Os outros confrontos das oitavas são estes: Guaraní-PAR x River Plate; Atlético-PR x Santos; Nacional-URU x Botafogo; Emelec x San Lorenzo; The Strongest x Lanús; Godoy Cruz x Grêmio e Barcelona-EQU x Palmeiras.

O sorteio também definiu os duelos até a final da Libertadores. Caso conquiste a vaga, o Atlético pegará nas quartas de final o vencedor de Guaraní, do Paraguai, e River Plate. Em uma possível participação nas semifinais, o Galo enfrenta quem passar dos confrontos: Emelec x San Lorenzo e The Strongest x Lanús. Ou seja: só vai enfrentar um brasileiro se chegar à decisão.

Sobre o adversário, é importante ressaltar que o Galo pode ter dificuldades fora de casa. Jogando em uma altitude de 2.500 metros, o Jorge Wilstermann tem três vitórias nos três jogos disputados na cidade de Cochabamba, na Bolívia, sendo que delas foi contra o Palmeiras, que, na ocasião, acabou demitindo o técnico Eduardo Baptista. Fora de casa, o time boliviano não tem muito sucesso: perdeu todas.

Esta será a segunda vez que Atlético e Jorge Wilstermann irão se encontrar. Há 19 anos, as equipes disputaram as quartas de final da extinta Copa Conmebol. Na ocasião, o Atlético levou a melhor e garantiu a vaga na semifinal. Agora, a história é outra: LIBERTADORES.

O fato de ter encerrado a fase de grupos na primeira colocação geral dá ao Galo a vantagem de jogar a segunda partida em casa em todos os jogos até o fim da competição. A notícia até que poderia ser boa para os torcedores atleticanos, se não fosse a péssima campanha no Campeonato Brasileiro. 

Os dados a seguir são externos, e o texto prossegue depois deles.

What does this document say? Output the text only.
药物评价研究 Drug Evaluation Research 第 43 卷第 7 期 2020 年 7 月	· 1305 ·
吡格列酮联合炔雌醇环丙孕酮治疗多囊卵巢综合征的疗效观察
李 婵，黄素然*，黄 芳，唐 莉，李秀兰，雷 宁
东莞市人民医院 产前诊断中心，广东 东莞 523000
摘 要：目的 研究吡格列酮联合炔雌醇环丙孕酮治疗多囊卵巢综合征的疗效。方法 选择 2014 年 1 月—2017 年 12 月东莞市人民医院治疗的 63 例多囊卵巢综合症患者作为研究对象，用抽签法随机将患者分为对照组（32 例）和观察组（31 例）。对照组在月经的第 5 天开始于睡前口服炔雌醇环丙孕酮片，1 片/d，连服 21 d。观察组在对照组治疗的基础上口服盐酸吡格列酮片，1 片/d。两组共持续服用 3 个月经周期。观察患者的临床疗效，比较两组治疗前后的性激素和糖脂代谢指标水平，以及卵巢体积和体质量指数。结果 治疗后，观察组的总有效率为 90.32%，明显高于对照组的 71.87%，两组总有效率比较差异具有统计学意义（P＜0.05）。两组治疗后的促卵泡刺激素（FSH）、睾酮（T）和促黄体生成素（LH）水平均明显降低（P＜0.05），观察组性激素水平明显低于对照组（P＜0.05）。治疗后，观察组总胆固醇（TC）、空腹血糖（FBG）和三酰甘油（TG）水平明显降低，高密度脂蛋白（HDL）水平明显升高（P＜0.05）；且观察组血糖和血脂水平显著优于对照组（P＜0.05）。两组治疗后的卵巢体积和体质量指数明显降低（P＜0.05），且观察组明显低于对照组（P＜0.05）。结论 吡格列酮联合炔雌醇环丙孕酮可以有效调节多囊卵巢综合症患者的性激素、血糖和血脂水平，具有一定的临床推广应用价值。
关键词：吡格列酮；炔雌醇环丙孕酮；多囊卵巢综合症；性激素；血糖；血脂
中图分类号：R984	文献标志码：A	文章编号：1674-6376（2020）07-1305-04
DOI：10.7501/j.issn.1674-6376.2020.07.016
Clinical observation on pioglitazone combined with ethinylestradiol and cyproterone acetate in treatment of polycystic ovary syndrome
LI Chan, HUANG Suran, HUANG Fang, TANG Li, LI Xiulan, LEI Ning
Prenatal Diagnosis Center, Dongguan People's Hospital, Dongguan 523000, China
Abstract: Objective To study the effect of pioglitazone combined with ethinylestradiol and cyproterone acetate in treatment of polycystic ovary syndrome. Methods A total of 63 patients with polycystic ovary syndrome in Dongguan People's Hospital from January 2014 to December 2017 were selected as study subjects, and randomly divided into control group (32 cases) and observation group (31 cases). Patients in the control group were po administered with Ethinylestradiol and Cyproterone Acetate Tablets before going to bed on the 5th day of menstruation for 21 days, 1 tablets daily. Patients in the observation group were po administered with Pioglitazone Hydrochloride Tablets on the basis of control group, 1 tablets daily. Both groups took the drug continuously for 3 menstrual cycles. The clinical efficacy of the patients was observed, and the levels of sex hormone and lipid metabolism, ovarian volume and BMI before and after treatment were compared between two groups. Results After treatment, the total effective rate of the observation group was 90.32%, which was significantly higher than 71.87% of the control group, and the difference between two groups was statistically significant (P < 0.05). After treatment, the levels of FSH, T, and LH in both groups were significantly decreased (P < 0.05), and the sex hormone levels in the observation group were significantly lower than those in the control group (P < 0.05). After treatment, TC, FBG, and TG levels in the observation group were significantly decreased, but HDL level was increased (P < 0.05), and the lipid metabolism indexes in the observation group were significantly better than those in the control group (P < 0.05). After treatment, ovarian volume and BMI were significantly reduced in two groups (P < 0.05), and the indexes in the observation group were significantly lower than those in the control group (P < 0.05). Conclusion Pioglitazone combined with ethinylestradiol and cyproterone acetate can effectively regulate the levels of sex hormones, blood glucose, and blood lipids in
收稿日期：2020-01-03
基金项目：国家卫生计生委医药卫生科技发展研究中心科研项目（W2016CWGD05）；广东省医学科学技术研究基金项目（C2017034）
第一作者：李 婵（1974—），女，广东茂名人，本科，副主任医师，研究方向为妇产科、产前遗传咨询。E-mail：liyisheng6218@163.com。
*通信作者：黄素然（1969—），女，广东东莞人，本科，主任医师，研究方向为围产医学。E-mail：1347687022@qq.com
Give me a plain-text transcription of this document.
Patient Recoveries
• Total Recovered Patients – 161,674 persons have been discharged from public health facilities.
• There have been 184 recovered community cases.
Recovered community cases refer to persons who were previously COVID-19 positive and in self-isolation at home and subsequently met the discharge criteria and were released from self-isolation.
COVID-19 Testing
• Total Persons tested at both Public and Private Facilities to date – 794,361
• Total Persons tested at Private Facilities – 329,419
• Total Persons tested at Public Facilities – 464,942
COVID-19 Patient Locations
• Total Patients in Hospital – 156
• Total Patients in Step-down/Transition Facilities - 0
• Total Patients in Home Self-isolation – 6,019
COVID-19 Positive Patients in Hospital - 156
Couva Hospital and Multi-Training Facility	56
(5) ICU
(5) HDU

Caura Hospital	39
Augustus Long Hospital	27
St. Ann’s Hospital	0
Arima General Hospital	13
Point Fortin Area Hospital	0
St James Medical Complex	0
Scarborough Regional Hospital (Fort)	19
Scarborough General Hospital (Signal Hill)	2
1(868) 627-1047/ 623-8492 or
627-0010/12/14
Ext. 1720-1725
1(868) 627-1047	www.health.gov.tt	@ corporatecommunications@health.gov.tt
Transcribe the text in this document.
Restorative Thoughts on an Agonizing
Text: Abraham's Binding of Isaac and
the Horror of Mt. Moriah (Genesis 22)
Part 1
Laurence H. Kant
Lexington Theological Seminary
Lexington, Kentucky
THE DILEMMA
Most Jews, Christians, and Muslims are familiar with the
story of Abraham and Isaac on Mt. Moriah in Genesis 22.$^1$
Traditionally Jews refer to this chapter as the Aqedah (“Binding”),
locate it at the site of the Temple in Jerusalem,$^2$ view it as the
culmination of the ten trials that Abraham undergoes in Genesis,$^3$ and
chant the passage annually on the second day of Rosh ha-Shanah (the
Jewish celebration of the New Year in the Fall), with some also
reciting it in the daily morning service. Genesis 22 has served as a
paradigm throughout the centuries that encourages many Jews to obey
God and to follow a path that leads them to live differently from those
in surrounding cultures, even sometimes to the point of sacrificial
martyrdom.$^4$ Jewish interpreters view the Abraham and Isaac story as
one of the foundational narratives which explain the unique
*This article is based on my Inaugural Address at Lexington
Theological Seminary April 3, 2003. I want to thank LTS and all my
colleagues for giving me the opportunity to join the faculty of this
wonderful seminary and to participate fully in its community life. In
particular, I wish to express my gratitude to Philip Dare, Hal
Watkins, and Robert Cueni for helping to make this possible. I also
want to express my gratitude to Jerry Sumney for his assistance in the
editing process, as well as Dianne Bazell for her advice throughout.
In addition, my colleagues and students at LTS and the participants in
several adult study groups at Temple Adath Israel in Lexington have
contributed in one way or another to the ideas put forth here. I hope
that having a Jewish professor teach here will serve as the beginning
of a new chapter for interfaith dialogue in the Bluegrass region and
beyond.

Pelas redes sociais, torcedores chegaram a agradecer o fato de só enfrentar times brasileiros em uma possível final. A derrota para o Atlético Paranaense, em casa, fez o pessimismo da torcida falar mais alto. E não é pra menos. O time de Roger Machado está na zona de rebaixamento. Apenas um ponto o separa do lanterna do Brasileirão. Conseguiram a proeza de perder duas vezes para os lanternas. São quatro jogos no Horto e apenas uma vitória. E aí eu digo que há, sim, motivos para não se empolgar com a vantagem da Libertadores. O fator casa não é mais tão favorável ao Atlético. É algo que precisa ser revisto.

O Atlético tem nomes importantes que precisam chamar a responsabilidade e fazer a diferença. Já disse em outra coluna que é preciso virar a chave quando estamos falando de competições diferentes, porém, o foco e o empenho precisam ser os mesmos. Qualidade e elenco para disputar o Brasileiro com uma campanha como foi a da fase de grupos da Libertadores, o Atlético tem. Basta querer jogar como tal. 

Se quiser avançar na Libertadores, a mentalidade alvinegra precisa mudar.